Tom Branson had made it clear to everyone that he was not going to attend the concert for the injured soldiers. He claimed it was because he simply couldn't support anyone who fought for the crown, even though all the staff already knew about his infatuation with Lady Sybil. No one said anything, at least not to him, about it and he planned to sit in his tiny cottage and write a few letters home. He'd been meaning to ask his mam something, anyways.

In the end, Anna makes him go. Anna, and the nettling desire to see her. He's perfectly aware that she won't say anything to him and that he'll spend the few hours wallowing in the corner. But he convinces himself that he can have fun with his friends and without Sybil, so he allows himself to be pulled into Lord Grantham's magnificently large library. Once, he'd been free to peruse through the volumes at his leisure, but after the count in Ripon, he couldn't risk meeting the Earl and feeling his hateful, cold glare on his back.

At the front of the room, Mary is cracking a joke about her and Edith's volatile relationship, one that elicits chuckles from the men in the audience who have known the sisters for a while. The music starts and everyone falls silent as a shaky, just-barely-in-tune voice drifts out of the oldest sister. It's the new Nurse Crawley that Tom pays attention to, though. He wonders if she cares that he's there, or if she notices that he's slowly inching over to her, almost closing the space between them. (Only literally, of course. It would be impossible to bridge their social gap neatly.)

She's directly in front of him now - so close that he can smell bitter medicine on her hands. Hands that he wants to kiss, hands that he wants to have, hands that he wants to hold. He doesn't expect her to let him, though. Not really. She sways gently in time to the music, and he remembers that she isn't a bad dancer. One day he'll be able to dance with her outside of the servant's ball, he tells himself. As voices chime into join Mary's, he concentrates on her soft humming. It's lyrical and entrancing. She has more talent than her sister, in his opinion. (Then again, he isn't exactly a disinterested party.)

The music comes clanging to a halt suddenly, forcing Tom to look away from Lady Sybil and recognize that Mr. Crawley has returned with William. He vaguely feels some happiness that they survived, only to have it consumed with a hot, raging jealousy he's never known before. He's been angry, sure. He even wished a member of Parliament dead once. But none of it compares with the furor of emotions when he sees how Mary's face lights up. Why does she get her happy ending? She deserves it the least out of all of them. Even Edith has done something to cheer the soldiers up, and Sybil has surrendered her entire life to nursing. So what makes the eldest Crawley get her prince back, safe and sound? He doesn't know how to calm the swirling pit of feeling within him: Love, for Sybil because she is so perfectly passionate and her eyes are so hypnotizing. Hate, for the same reasons. Sadness, because he wants so many things he knows he can't have. Anger, because he knows he deserves them. Confusion, because he thought falling in love involved two people but it now seems like he is alone in this.

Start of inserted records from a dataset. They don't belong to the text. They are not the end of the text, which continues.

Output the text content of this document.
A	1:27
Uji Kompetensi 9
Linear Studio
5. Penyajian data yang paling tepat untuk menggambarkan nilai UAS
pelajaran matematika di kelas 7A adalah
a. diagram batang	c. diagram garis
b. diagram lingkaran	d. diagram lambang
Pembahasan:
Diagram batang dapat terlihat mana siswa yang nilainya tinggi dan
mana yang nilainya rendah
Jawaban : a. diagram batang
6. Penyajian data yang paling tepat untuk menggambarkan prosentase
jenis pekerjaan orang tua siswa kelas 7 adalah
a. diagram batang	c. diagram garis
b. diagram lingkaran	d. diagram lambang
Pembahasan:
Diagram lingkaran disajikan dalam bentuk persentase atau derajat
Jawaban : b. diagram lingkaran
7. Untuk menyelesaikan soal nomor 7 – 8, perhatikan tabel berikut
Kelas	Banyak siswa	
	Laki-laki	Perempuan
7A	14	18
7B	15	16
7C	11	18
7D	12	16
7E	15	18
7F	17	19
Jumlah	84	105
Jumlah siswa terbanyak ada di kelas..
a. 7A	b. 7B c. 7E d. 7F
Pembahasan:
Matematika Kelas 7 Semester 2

The song picks up again, this time as a duet, and he distracts himself from his sudden loathing by staring at her. She looks so blissfully happy for her sister that it breaks his heart. She is selfless, feels everything for everyone, that she will not allow herself to feel anything on her own. He knows this is why she hasn't returned his declaration of love, he just knows it.

She looks breathtaking when she is that pleased. Her blue eyes sparkle, her lips draw themselves into the hugest grin imaginable, and her cheeks flush with joy. Her cascades of mahogany hair are tucked into her nurse's habit, but he can see their soft curl shaping the stiff fabric. It is like their love, he muses to himself. Hidden, but noticeable. Unlike her nurse's habit, though, the mask of indifference she hides her emotions with does not belong there. It doesn't belong because she belongs with him, in Ireland, and because she said she didn't care what her parents and peers thought of her. Her denial of their relationship proves that she cares very much indeed. It matters to her that she have a home to return to and a family to embrace her. It has become a part of her, so that she doesn't even realize it. Now, her mind is simply combating the idea of change.

He wants to tell her that he feels the same way. His family certainly won't be pleased if he elopes with the daughter of his employer. They are alike in that respect. They are alike in many respects, really. Both idealistic rebels, both stubborn, both fierce.

The only difference is she can see a future without him, while he cannot see one without her.